Il lavoro come occasione di riscatto dalla violenza di genere: un futuro chiamato Speranza
Storia di una donna assunta da un famoso ristorante nel Chietino. Scastiglia: «Creare altre occasioni»
CHIETI – La prima volta che aveva messo piede nel ristorante, Speranza aveva perso ogni certezza. Era annientata. Era impaurita. Era insicura.
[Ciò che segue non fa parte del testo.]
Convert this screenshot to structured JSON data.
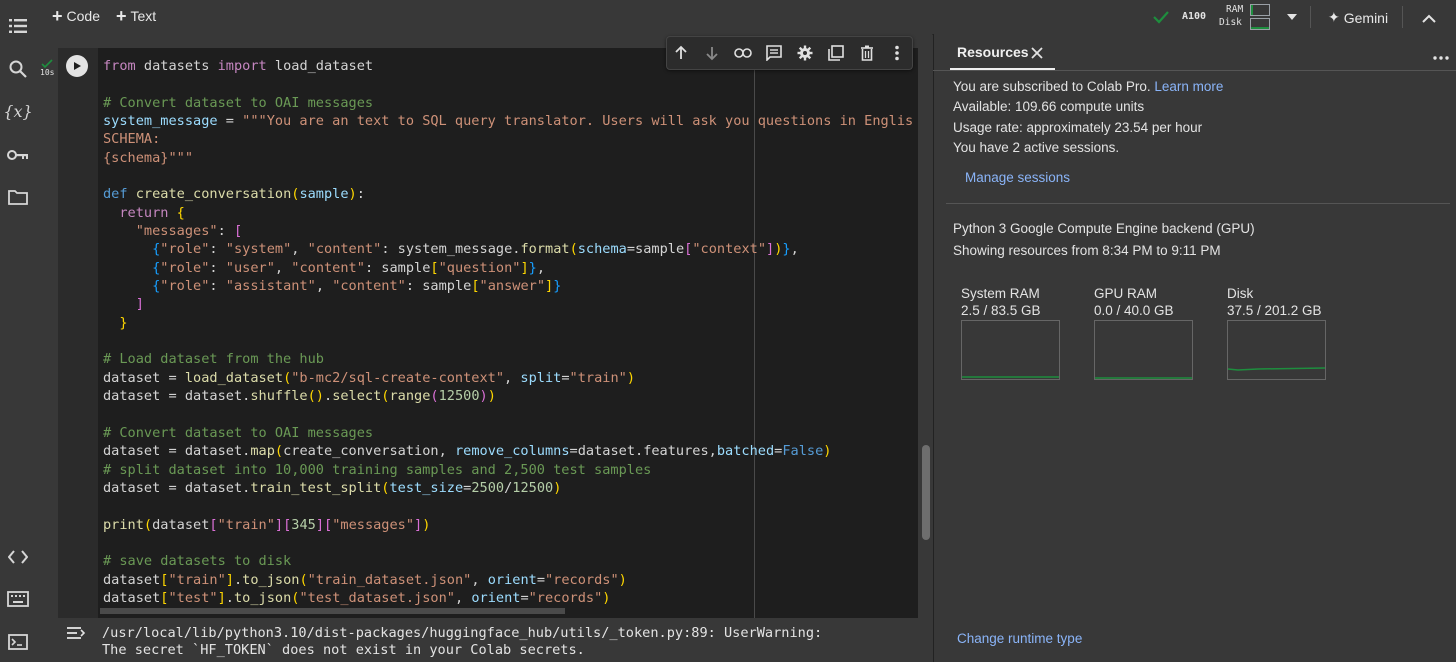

Speranza (usiamo un nome di fantasia) oggi in quel ristorante ha trovato una sua nuova identità professionale e umana, un’identità nuova, la forza di combattere, di sorridere, di vivere.
La sua è una storia come tante: quella di donne che hanno subito violenze e umiliazioni dal proprio compagno, se è mai possibile usare un’espressione come questa per descrivere uomini violenti.
Ma la sua è anche la storia di un percorso di rinascita reso possibile dalla sinergia con cui a Chieti, dall’aprile del 2015, la “Rete contro la violenza verso le donne e di genere” ha dato vita a un positivo e proficuo raccordo tra istituzioni pubbliche (Comune, Prefettura, Questura, Asl, Regione), forze dell’ordine (Carabinieri), onlus (Centro antiviolenza Cooperativa Alpha, Caritas Diocesana, Comunità Papa Giovanni XXII) e associazioni d’impresa come la CNA, non solo per mettere in rete tutti gli strumenti possibili di contrasto alla violenza di genere, diffondere la cultura dei diritti, ma anche per immaginare percorsi che attraverso il lavoro puntino a un riscatto.
«Da tempo la nostra associazione – spiega Letizia Scastiglia, direttrice della CNA provinciale – partecipa attivamente alla vita del Centro sia alle attività formative, cui prendono parte gli operatori del nostro Patronato, sia rendendosi disponibile ad accogliere donne vittime di violenza nelle nostre strutture o trovando aziende disposte ad accogliere».
E proprio a questa ultima opportunità fa riferimento il caso appena descritto di Speranza: «La testimonianza – dice ancora Scastiglia – è stata raccontata nel corso della giornata formativa organizzata dalla Cooperativa Alpha dello scorso dicembre, e si riferisce proprio all’esperienza di accoglienza fatta da un’impresa di ristorazione del nostro territorio che si è conclusa con l’assunzione della donna che vive una situazione di violenza: un’assunzione a tempo indeterminato».
Il ristorante, molto noto nel territorio del Chietino grazie soprattutto alla qualità della sua offerta e alla professionalità della coppia che lo gestisce, ha deciso di accogliere la donna, protagonista di un duro e faticoso percorso di recupero dopo l’innumerevole serie di violenze subite.
Un ingresso dapprima soft, progressivo, fatto di reciproca conoscenza tra lei e i titolari, aperto da un periodo di tirocinio realizzato con il concorso finanziario del Centro antiviolenza; concluso infine con un contratto di lavoro vero e proprio a tempo indeterminato. In una parola: stabilizzata.
Ma siccome il lupo perde il pelo e non il vizio, anche sul luogo di lavoro il vecchio partner ha provato a rifarsi vivo: solo grazie alla fermezza dei titolari e dei carabinieri la sua presenza è ormai solo un ricordo lontano.
«Percorsi finalizzati all’autonomia economica possono aiutare le donne a riprendere pieno possesso delle loro vite, e in questo il lavoro di rete con tutti i soggetti territoriali è fondamentale» aggiunge Scastiglia.
D’altra parte, non mancano neanche gli strumenti finanziari per favorire questi percorsi: legge di bilancio, Fondo per il sostegno alla parità di genere, Piano strategico nazionale per le politiche per la parità di genere, Disposizioni in materia di Piano strategico nazionale con la violenza di genere, solo per citarne alcuni: «La speranza, è davvero il caso di dirlo – conclude Scastiglia – è che venga ampliata la platea di potenziali aziende destinatari di sgravi contributivi e fiscali rivolti alla stabilizzazione di queste persone, che siano destinatarie di queste misure anche le piccole, medie e micro imprese».